For everything else, you'll need to use an external tool like [`cargo-watch`],
[`watchexec`] or [`entr`]. With `cargo-watch`, you can automatically rebuild and
run a Rocket application by executing:
```sh
cargo watch -x run
```
To only restart on successful compilations, see [this note].
[`cargo-watch`]: https://github.com/watchexec/cargo-watch
[`watchexec`]: https://github.com/watchexec/watchexec
[`entr`]: http://eradman.com/entrproject/
[this note]: https://github.com/watchexec/cargo-watch/tree/b75ce2c260874dea480f4accfd46ab28709ec56a#restarting-an-application-only-if-the-buildcheck-succeeds
How do I access managed state outside of a Rocket-related context?
Use an `Arc`, like this:
```rust
# use rocket::*;
use std::sync::Arc;
#[launch]
fn rocket() -> _ {
# struct MyState;
let state = Arc::new(MyState);
let external = state.clone();
std::thread::spawn(move || {
let use_state = external;
});
rocket::build().manage(state)
}
```
How do I make Rocket a _part_ of my application as opposed to the whole thing?

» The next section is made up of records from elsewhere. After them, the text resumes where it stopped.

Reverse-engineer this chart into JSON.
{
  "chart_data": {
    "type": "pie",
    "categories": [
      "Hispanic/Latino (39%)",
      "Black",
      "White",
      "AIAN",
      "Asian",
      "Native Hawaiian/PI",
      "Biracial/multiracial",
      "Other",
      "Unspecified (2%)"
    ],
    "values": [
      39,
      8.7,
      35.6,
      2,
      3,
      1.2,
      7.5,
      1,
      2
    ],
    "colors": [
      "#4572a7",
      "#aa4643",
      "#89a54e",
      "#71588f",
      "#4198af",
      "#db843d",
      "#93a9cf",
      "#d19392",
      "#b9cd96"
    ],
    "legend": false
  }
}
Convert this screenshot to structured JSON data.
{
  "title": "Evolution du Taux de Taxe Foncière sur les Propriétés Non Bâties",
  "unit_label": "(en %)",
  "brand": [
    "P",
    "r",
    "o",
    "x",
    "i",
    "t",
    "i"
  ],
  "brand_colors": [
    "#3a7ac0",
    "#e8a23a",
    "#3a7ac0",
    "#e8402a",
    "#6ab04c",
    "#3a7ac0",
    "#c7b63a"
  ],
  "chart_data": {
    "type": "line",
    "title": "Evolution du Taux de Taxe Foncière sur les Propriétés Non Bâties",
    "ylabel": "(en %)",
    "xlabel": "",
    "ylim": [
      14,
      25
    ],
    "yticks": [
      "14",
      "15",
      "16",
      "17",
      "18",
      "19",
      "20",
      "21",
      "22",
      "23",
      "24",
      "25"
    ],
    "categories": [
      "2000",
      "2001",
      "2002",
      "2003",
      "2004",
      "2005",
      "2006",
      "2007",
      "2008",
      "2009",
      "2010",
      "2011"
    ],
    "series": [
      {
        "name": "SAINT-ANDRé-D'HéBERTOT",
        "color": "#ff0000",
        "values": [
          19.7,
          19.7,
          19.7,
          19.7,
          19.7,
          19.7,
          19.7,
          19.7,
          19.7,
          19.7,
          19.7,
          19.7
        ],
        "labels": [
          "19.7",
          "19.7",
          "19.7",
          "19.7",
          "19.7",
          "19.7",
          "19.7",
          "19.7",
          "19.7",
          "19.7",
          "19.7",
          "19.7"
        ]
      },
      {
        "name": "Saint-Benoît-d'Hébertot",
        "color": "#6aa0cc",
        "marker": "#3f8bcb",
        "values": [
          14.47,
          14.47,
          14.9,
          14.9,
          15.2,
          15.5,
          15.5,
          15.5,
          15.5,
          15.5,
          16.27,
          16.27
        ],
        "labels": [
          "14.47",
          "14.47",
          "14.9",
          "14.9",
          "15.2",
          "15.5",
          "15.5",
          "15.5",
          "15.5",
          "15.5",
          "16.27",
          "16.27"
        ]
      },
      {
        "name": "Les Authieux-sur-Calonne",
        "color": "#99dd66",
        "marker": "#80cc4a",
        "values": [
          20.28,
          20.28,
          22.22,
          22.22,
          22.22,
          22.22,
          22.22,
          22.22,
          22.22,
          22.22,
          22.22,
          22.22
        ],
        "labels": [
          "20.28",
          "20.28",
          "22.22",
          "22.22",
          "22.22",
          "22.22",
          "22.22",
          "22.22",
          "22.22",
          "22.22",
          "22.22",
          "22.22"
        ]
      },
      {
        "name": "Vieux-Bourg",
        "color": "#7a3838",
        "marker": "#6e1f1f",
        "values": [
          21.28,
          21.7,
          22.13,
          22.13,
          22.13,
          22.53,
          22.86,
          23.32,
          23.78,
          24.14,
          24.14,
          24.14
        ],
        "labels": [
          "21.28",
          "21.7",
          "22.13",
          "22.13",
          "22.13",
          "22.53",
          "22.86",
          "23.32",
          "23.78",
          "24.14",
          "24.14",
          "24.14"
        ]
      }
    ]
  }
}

Use the `#[main]` attribute and manually call [`launch()`]:
```rust,no_run
#[rocket::main]
async fn main() {
# let should_start_server = false;
if should_start_server {
let result = rocket::build().launch().await;
} else {
// do something else
}
}
```
The cost to using the attribute is imperceptible and guarantees compatibility
with Rocket's async I/O.
[`launch()`]: @api/rocket/struct.Rocket.html#method.launch
## Debugging
Is example `foo` broken? It doesn't work for me.
Almost certainly not.
Every example and code snippet you see in published documentation is tested by
the CI on every commit, and we only publish docs that pass the CI. Unless the CI
environment is broken, the examples _cannot_ be wrong.
Common mistakes when running examples include:
* Looking at an example for version `y` but depending on version `x`. Select
the proper git tag!
* Looking at outdated examples on StackOverflow or Google. Check the
date/version!
* Not configuring the correct dependencies. See the example's `Cargo.toml`!
The trait bound `rocket::Responder` (`FromRequest`, etc.) is not satisfied.
If you're fairly certain a type implements a given Rocket trait but still get an
error like:
```rust,ignore
error[E0277]: the trait bound `Foo: Responder<'_, '_>` is not satisfied
--> src\main.rs:4:20
|
4 | fn foo() -> Foo
| ^^^ the trait `Responder<'_, '_>` is not implemented for `Foo`
|
= note: required by `respond_to`
```
...then you're almost certainly depending, perhaps transitively, on _two
different versions_ of a single library. For example, you may be depending on
`rocket` which depends on `time 0.3` while also depending directly on `time
0.2`. Or you may depending on `rocket` from `crates.io` while depending on a
library that depends on `rocket` from `git`. A common instance of this mistake
is to depend on a `contrib` library from git while also depending on a
`crates.io` version of Rocket or vice-versa:
```toml
rocket = "0.5.0"
rocket_db_pools = { git = "https://github.com/SergioBenitez/Rocket.git" }
```
This is _never_ correct. If libraries or applications interact via types from a
common library, those libraries or applications _must_ specify the _same_
version of that common library. This is because in Rust, types from two
different versions of a library or from different providers (like `git` vs.
`crates.io`) are _always_ considered distinct, even if they have the same name.
Therefore, even if a type implements a trait from one library, it _does not_
implement the trait from the other library (since it is considered to be a
_different_, _distinct_ library). In other words, you can _never_ mix two
different published versions of Rocket, a published version and a `git` version,
or two instances from different `git` revisions.